Böger gibt Startschuss für Schulprogramme

"Mit der Einführung eines Qualitätsmanagements an allen Berliner Schulen, machen wir ernst. Wir wollen nunmehr gezielt Lehrkräfte mit der notwendigen Professionalität und Kompetenz ausstatten, damit sie an ihrer jeweiligen Schule die Qualitätsentwicklung vorantreiben und evaluieren können," erklärte Bildungssenator Klaus Böger am Freitag in Berlin.

22.10.2004 Berlin Pressemeldung Senatsverwaltung für Bildung, Wissenschaft und Forschung

Am Tage zuvor hat die Senatsverwaltung für Bildung, Jugend und Sport begonnen, 32 Lehrerinnen und Lehrer zu Evaluationsberatern zu qualifizieren. In sechs Monaten absolvieren die Teilnehmer acht Module, die sie befähigen werden, in Zusammenhang mit der Schulprogrammentwicklung Daten zu erheben, messbare Ziele zu formulieren und die Entwicklung und die Ergebnisse zu evaluieren. Bis zum Jahre 2007 sollen insgesamt 1 800 Evaluationsberater qualifiziert werden. Das entspricht zwei Personen mit Evaluierungskompetenz pro Schule.

Böger: "Erfreulicherweise gibt es sehr viele Lehrerinnen und Lehrer die sich freiwillig bei ihren Schulleiterinnen und Schulleitern anbieten, um sich zu Evaluationsberatern qualifizieren zu lassen. Das ist ein sehr gutes Zeichen, weil es zeigt, wie groß Interesse und Engagement für die Bildungsreformen bei den Lehrerinnen und Lehrern ist."

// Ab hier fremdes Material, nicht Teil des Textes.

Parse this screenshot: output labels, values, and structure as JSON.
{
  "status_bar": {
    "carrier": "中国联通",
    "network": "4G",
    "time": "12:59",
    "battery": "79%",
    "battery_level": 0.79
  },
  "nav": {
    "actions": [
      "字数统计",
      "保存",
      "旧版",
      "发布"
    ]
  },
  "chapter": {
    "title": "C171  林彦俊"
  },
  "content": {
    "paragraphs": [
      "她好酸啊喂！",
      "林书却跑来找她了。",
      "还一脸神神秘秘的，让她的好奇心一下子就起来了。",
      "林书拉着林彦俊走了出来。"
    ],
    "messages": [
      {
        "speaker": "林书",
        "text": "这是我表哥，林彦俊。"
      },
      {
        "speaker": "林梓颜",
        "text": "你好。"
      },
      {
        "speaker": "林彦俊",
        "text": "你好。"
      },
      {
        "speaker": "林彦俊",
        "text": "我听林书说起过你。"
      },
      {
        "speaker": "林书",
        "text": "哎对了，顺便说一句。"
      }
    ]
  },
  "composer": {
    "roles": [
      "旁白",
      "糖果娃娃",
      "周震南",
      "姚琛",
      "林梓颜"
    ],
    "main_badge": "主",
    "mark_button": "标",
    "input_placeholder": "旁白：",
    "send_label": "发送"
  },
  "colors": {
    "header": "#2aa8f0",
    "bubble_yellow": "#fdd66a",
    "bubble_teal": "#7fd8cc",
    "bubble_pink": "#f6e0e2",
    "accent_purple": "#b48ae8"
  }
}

Die Qualifizierungsmaßnahme wird vom LISUM veranstaltet. Die fachliche Durchführung übernimmt die Arbeitsgruppe Schul- und Unterrichtsqualität der Freien Universität Berlin. Das Land Berlin nimmt mit dieser systematischen Qualifizierungsmaßnahme an allen Schulen deutschlandweit eine Vorreiterrolle ein. Gleichzeitig sind alle Schulen von der Senatsverwaltung per Rundschreiben vom 8. Oktober 2004 aufgefordert worden, bis zum Jahre 2006 ein Schulprogramm zu erarbeiten.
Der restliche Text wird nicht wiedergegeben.